Os lamas tibetanos sabiam, e nós ocidentais acabamos aprendendo, que a nossa prática precisa refletir uma vida integrada e também nossas próprias tradições ocidentais. Kabir, um poeta santo indiano do século XV, disse uma vez: “Eu não quero tingir meu manto de açafrão, da cor de uma ordem religiosa; eu quero é tingir meu coração com o amor divino”.
Não é necessário viajar para terras distantes, procurar experiências místicas exóticas, dominar mantras esotéricos e grossos tratados ou cultivar estados extraordinários de consciência, para experimentar uma transformação interna e uma mudança radical no coração. Espiritualmente, tudo o que desejamos, aspiramos e necessitamos está sempre presente, acessível aqui e agora – para aqueles que tem olhos para ver. É o velho provérbio de novo: “Você não precisa ver coisas diferentes, apenas ver as coisas diferentemente”.
Eu tive o privilégio de poder visitar a maioria dos grandes templos da humanidade, estudar na Índia e no Tibet, e dar a volta ao mundo diversas vezes em busca daquilo que procurava. Agora eu digo o que os outros já disseram antes; que uma pessoa nunca viu nada até ter estado face a face consigo mesma. Só então cada momento contém o grande milagre, onde quer que estejamos. Verdade e amor estão nas palmas de nossas mãos. Porque quando nos iluminamos, todo o universo se ilumina. Anime-se!
A consciência intrínseca é o denominador comum a todos os seres sencientes. A vida consciente, a autoconsciência contemplativa, é o meio de nos tornarmos tudo o que somos. A consciência é curadora. Conhecer a si mesmo e aprender a deixar a fluir é a forma mais eficaz. A espiritualidade é uma questão de descobrir a si mesmo, e não de se tornar algo diferente. […]
Através das eras, aqueles que ouviram o insistente chamado da verdade acreditaram no poder transformador da iluminação espiritual, combinado ao poder iluminador da ação altruísta compassiva. A mesma questão persiste: como pode haver paz no mundo se nós, seus habitantes, não estamos em paz internamente? Enquanto houver uma separação – entre “nós” e “eles”, entre eu e o outro, entre o “eu” separado e distinto do “você” – o conflito permanece e a autotransformação não passa de um sonho. Se não nos amamos, como podemos amar a terra?
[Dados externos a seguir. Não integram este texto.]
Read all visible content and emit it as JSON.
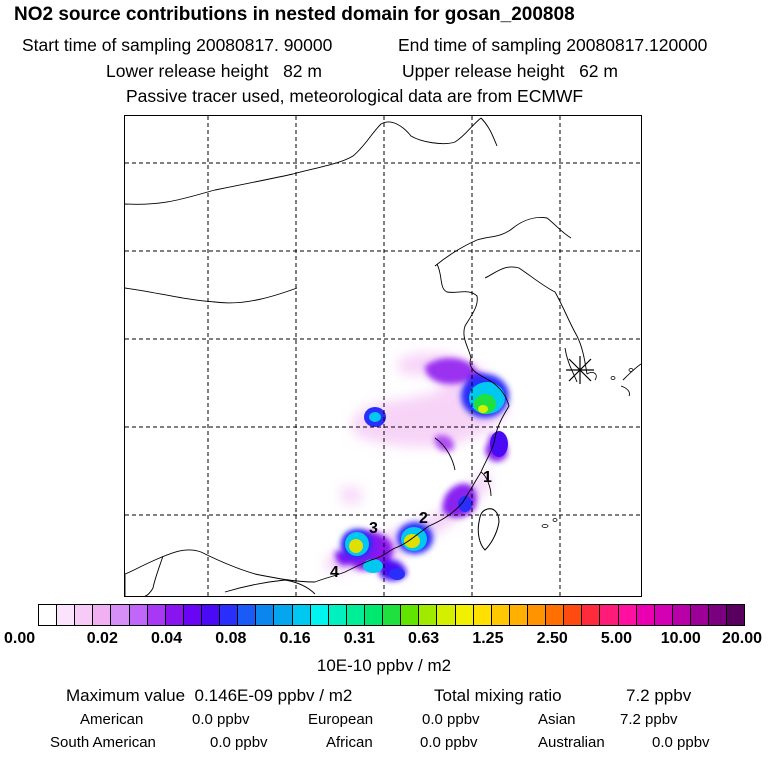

A autotransformação implica auto-transcendência. Portanto, a transformação interior é um assunto espiritual de significado cósmico, que inclui a tudo, animado e inanimado, em toda parte. A vedadeira autotransformação decididamente não é apenas para nós mesmos. É para todos os seres – pois não estamos todos inseparavelmente ligados? O que acontece a um acontece a todos; arranque um único fio da teia da vida e toda a teia é prejudicada. Na África, a tribo xhosa tem um ditado que vale a pena ser lembrado: ”Eu sou porque nós somos”.